Sunday, September 21, 2008
Sunday Scribbling: Invitation
When I hear about someone having a birthday party I can't help but wonder why my daughter didn't get an invitation. It is always an awkward conversation too. It is like my friend will mention something that happened at the party assuming that we knew about the party and then once she sees the look of surprise on my face she'll try to change the subject. I try to act all nonchalant but inside it nags at me. It's not like it has only happened once or twice. She is in the first grade and I know of at least four instances where Sienna was not included to a play date or party of some sort.
What is wrong with you people? Do you think that my daughter is too hyper and she will be disruptive? Are you worried that she is contagious? Don't our kids connect? Does your child not like my daughter? Do the parents not like me?
But the most bitter thought I have is: Does my daughter know and does she care?
Because, if she doesn't care, then that means that she is oblivious to the social scene. Part of that notion is OK, but part of that is a problem because it is like she doesn't connect, or attach to friendships. I know she is lonely.
So, if she does care and she knows about the party her other classmates were invited to but she was not, then how do I explain that to her when I don't even understand?

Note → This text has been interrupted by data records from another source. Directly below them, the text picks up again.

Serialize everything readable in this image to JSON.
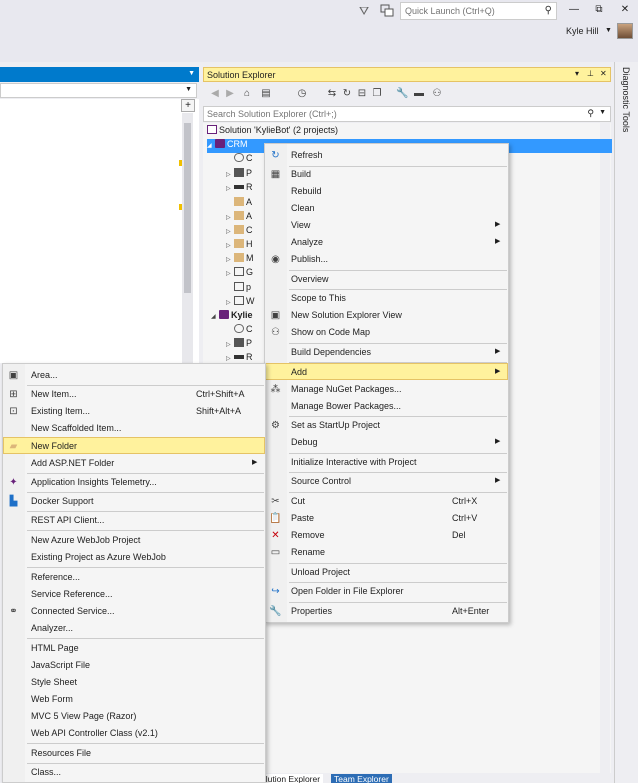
{
  "titlebar": {
    "quick_launch_placeholder": "Quick Launch (Ctrl+Q)",
    "user_name": "Kyle Hill",
    "minimize": "—",
    "maximize": "⧉",
    "close": "✕"
  },
  "solution_explorer": {
    "title": "Solution Explorer",
    "search_placeholder": "Search Solution Explorer (Ctrl+;)",
    "tree": [
      {
        "label": "Solution 'KylieBot' (2 projects)"
      },
      {
        "label": "CRM"
      },
      {
        "label": "C"
      },
      {
        "label": "P"
      },
      {
        "label": "R"
      },
      {
        "label": "A"
      },
      {
        "label": "A"
      },
      {
        "label": "C"
      },
      {
        "label": "H"
      },
      {
        "label": "M"
      },
      {
        "label": "G"
      },
      {
        "label": "p"
      },
      {
        "label": "W"
      },
      {
        "label": "Kylie"
      },
      {
        "label": "C"
      },
      {
        "label": "P"
      },
      {
        "label": "R"
      }
    ],
    "bottom_tabs": [
      "olution Explorer",
      "Team Explorer"
    ]
  },
  "diagnostic_tools_label": "Diagnostic Tools",
  "project_menu": {
    "items": [
      {
        "label": "Refresh",
        "icon": "refresh-icon"
      },
      {
        "label": "Build",
        "icon": "build-icon"
      },
      {
        "label": "Rebuild"
      },
      {
        "label": "Clean"
      },
      {
        "label": "View"
      },
      {
        "label": "Analyze"
      },
      {
        "label": "Publish...",
        "icon": "publish-icon"
      },
      {
        "label": "Overview"
      },
      {
        "label": "Scope to This"
      },
      {
        "label": "New Solution Explorer View",
        "icon": "new-view-icon"
      },
      {
        "label": "Show on Code Map",
        "icon": "code-map-icon"
      },
      {
        "label": "Build Dependencies"
      },
      {
        "label": "Add"
      },
      {
        "label": "Manage NuGet Packages...",
        "icon": "nuget-icon"
      },
      {
        "label": "Manage Bower Packages..."
      },
      {
        "label": "Set as StartUp Project",
        "icon": "gear-icon"
      },
      {
        "label": "Debug"
      },
      {
        "label": "Initialize Interactive with Project"
      },
      {
        "label": "Source Control"
      },
      {
        "label": "Cut",
        "shortcut": "Ctrl+X",
        "icon": "scissors-icon"
      },
      {
        "label": "Paste",
        "shortcut": "Ctrl+V",
        "icon": "paste-icon"
      },
      {
        "label": "Remove",
        "shortcut": "Del",
        "icon": "remove-icon"
      },
      {
        "label": "Rename",
        "icon": "rename-icon"
      },
      {
        "label": "Unload Project"
      },
      {
        "label": "Open Folder in File Explorer",
        "icon": "open-folder-icon"
      },
      {
        "label": "Properties",
        "shortcut": "Alt+Enter",
        "icon": "wrench-icon"
      }
    ]
  },
  "add_menu": {
    "items": [
      {
        "label": "Area...",
        "icon": "area-icon"
      },
      {
        "label": "New Item...",
        "shortcut": "Ctrl+Shift+A",
        "icon": "new-item-icon"
      },
      {
        "label": "Existing Item...",
        "shortcut": "Shift+Alt+A",
        "icon": "existing-item-icon"
      },
      {
        "label": "New Scaffolded Item..."
      },
      {
        "label": "New Folder",
        "icon": "new-folder-icon"
      },
      {
        "label": "Add ASP.NET Folder"
      },
      {
        "label": "Application Insights Telemetry...",
        "icon": "insights-icon"
      },
      {
        "label": "Docker Support",
        "icon": "docker-icon"
      },
      {
        "label": "REST API Client..."
      },
      {
        "label": "New Azure WebJob Project"
      },
      {
        "label": "Existing Project as Azure WebJob"
      },
      {
        "label": "Reference..."
      },
      {
        "label": "Service Reference..."
      },
      {
        "label": "Connected Service...",
        "icon": "connected-service-icon"
      },
      {
        "label": "Analyzer..."
      },
      {
        "label": "HTML Page"
      },
      {
        "label": "JavaScript File"
      },
      {
        "label": "Style Sheet"
      },
      {
        "label": "Web Form"
      },
      {
        "label": "MVC 5 View Page (Razor)"
      },
      {
        "label": "Web API Controller Class (v2.1)"
      },
      {
        "label": "Resources File"
      },
      {
        "label": "Class..."
      }
    ]
  }
}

Sure, I can pretend it doesn't matter and try to redirect her. But she is very intelligent and she will see right through me.

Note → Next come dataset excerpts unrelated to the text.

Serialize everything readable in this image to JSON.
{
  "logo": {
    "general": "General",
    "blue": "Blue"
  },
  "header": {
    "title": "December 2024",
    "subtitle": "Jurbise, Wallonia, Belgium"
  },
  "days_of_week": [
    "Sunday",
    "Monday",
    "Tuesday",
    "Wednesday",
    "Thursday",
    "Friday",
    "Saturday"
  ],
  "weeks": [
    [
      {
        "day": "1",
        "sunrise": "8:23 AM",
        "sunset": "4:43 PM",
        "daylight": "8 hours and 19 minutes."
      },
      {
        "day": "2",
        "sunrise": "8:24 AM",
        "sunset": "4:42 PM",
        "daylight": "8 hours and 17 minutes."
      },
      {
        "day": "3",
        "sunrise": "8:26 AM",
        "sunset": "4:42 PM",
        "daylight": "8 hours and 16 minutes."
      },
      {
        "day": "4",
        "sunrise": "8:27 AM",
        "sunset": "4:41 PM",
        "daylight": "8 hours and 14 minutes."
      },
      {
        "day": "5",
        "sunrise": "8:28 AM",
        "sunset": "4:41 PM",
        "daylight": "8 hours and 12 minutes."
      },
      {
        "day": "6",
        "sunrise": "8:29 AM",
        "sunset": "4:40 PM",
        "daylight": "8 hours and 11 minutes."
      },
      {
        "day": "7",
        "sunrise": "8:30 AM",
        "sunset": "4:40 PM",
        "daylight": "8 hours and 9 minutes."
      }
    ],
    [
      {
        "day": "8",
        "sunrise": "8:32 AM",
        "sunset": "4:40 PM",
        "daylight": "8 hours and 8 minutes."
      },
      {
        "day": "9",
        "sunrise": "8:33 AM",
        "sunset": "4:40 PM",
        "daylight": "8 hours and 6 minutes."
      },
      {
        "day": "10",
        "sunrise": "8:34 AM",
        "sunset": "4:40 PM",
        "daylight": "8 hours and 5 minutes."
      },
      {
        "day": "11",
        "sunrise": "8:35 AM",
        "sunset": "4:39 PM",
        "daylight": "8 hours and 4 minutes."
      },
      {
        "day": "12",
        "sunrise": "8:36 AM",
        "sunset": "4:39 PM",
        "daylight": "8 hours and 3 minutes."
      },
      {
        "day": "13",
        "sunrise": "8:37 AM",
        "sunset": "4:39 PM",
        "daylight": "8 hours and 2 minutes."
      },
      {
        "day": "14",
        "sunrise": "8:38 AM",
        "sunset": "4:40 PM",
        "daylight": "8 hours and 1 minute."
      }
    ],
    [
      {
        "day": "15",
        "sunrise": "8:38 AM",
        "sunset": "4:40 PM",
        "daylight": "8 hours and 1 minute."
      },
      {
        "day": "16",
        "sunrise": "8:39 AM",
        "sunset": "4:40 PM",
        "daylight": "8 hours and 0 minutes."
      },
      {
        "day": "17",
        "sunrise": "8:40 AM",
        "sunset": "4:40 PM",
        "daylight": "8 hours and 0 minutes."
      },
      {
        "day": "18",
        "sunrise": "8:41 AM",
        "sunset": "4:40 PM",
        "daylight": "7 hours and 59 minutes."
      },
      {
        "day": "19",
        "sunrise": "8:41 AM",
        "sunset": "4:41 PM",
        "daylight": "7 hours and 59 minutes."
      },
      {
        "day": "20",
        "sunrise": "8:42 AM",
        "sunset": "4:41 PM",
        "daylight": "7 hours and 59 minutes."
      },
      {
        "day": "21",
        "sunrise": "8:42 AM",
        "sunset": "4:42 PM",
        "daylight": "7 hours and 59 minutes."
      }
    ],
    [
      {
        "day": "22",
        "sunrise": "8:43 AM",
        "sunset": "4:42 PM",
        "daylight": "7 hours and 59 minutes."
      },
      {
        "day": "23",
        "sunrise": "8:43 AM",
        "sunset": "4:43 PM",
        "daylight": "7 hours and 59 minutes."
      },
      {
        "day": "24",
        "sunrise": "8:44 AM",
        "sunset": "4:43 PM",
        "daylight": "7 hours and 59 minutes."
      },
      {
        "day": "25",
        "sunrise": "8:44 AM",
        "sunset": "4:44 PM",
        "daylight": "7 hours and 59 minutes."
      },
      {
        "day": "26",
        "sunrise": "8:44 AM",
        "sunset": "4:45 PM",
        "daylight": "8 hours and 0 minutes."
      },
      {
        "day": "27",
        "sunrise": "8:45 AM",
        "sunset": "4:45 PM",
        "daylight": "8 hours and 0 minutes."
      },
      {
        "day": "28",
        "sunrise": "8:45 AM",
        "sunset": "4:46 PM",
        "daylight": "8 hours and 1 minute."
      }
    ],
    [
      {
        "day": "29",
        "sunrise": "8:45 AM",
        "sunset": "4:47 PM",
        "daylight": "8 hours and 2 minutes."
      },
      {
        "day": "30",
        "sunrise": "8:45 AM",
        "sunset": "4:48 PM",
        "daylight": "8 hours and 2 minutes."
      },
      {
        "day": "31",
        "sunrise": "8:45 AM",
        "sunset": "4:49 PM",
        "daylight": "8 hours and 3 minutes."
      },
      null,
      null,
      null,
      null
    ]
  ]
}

Her birthday is coming soon. Last year, she invited her entire class plus other kids too. We had a pony rides in our back yard. Maybe I went overboard. Maybe that is why the kids don't invite her because they think we are show-offs. I don't know.
I do know this. I want my daughter to know that she is loved and welcomed. I want her to feel like she is part of a group other than her own family. I want her to have sleep overs and send notes to her girlfriends between classes. I want her to get invitations to parties and play dates. I want her to enjoy her childhood.